Rootly is an all-in-one platform that streamlines collaboration, communication, and learning. It automates away manual toil engineers suffer through today and captures data-driven insights. With Rootly, companies accelerate their incident resolution and learn how to prevent them in the future.
Teams depend on Rootly to improve their reliability:
- Collaborate: Seamlessly handoff alerts from PagerDuty to quickly declare incidents from your tool of choice like Slack. Automatically involve all the right teams in seconds, not minutes. Beyond just engineering but loop in legal, support, and sales. With intelligent workflows, no more wondering what team owns which service or who should be responsible for what. Rootly does the heavy lifting for you.

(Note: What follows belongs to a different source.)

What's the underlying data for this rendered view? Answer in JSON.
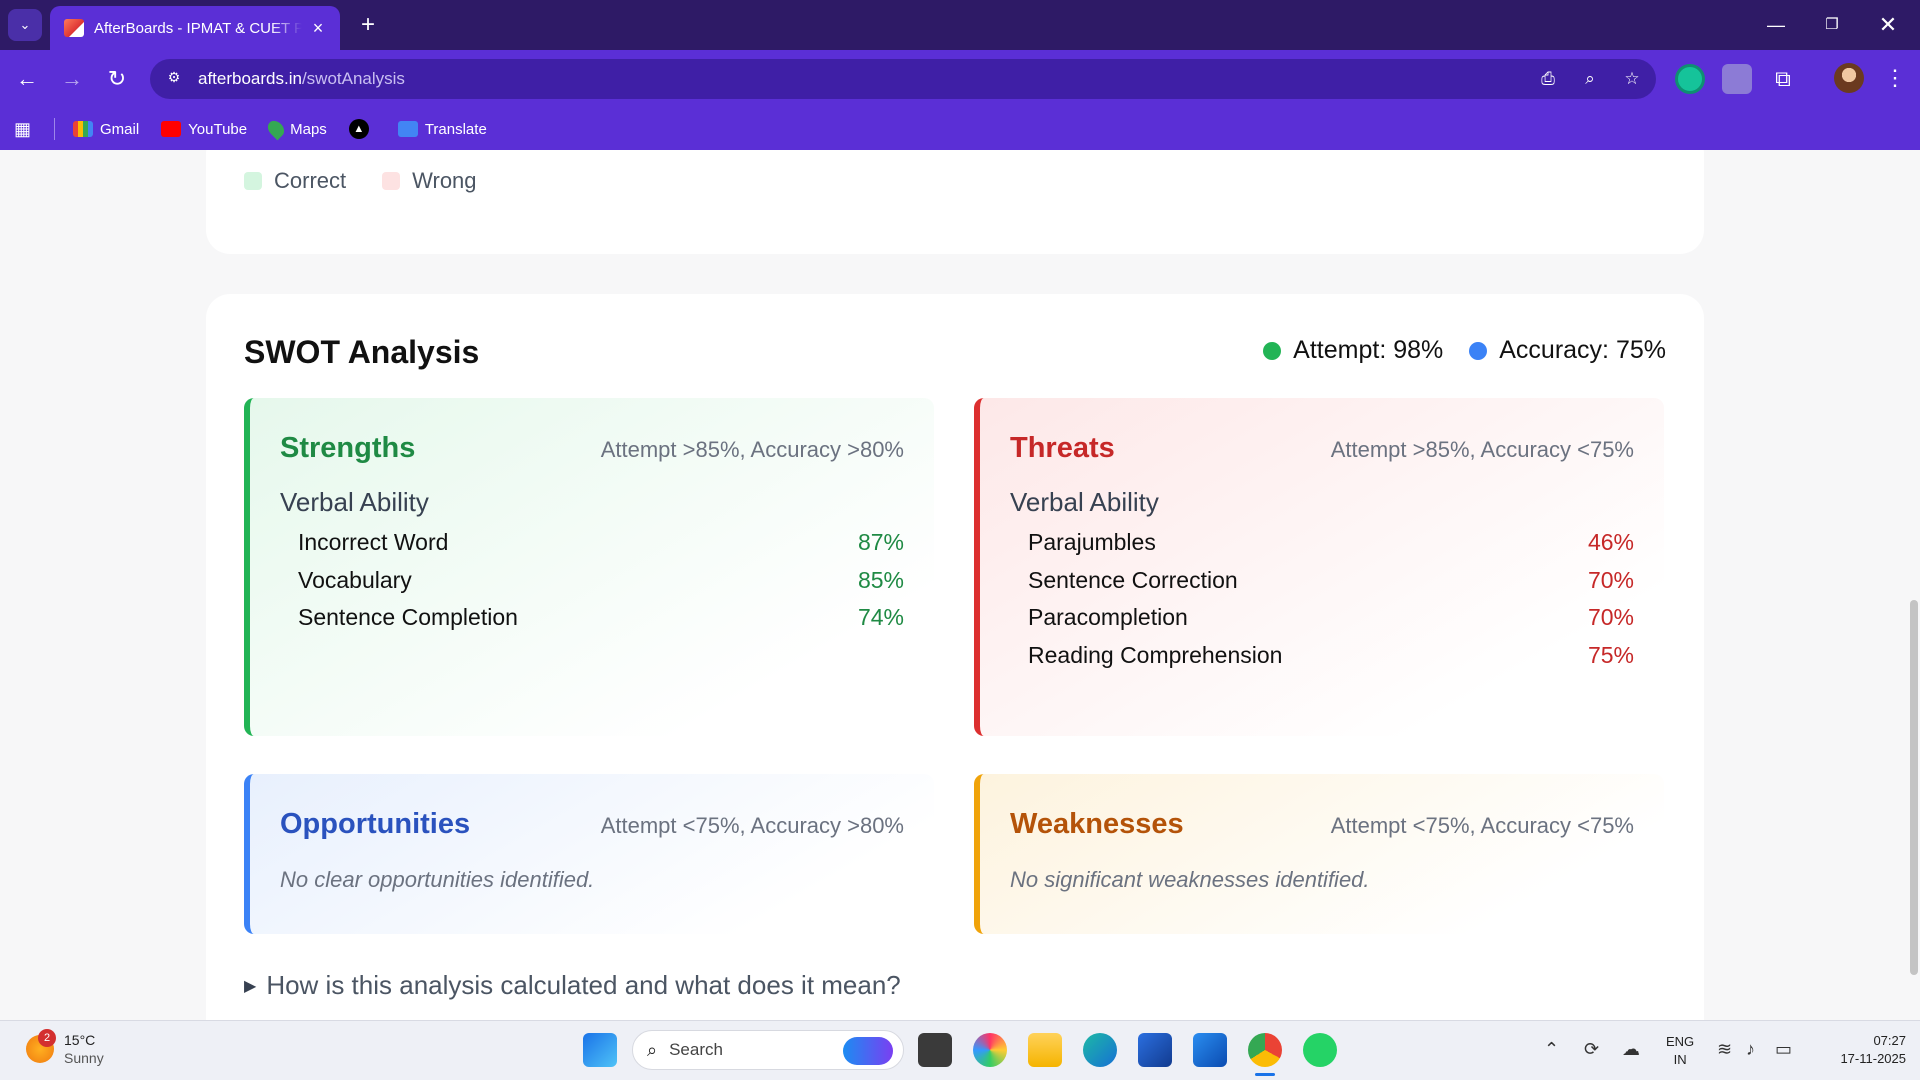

- Communicate: Build your incident timeline through Web or Slack. Autolink war rooms with our Zoom & Google Meet integrations. Rich and customizable private and public status pages ensure everyone is updated while you focus on what you do best, fighting fires.
- Remediate: Enrich your timeline with automated Genius workflows. Fetch relevant information as recent git commits of your impacted services. Customize your workflows based on any incident condition.
- Retrospective: Learn from incidents with beautiful postmortems engineers want to write without the manual toil of copy and pasting. Accurately replay past incidents to help simulate real world disaster scenarios to train engineers faster and keep their tools sharp. Organized and easily shared, not buried in a Google Doc that can’t be found.
All-in-one incident response platform for humans.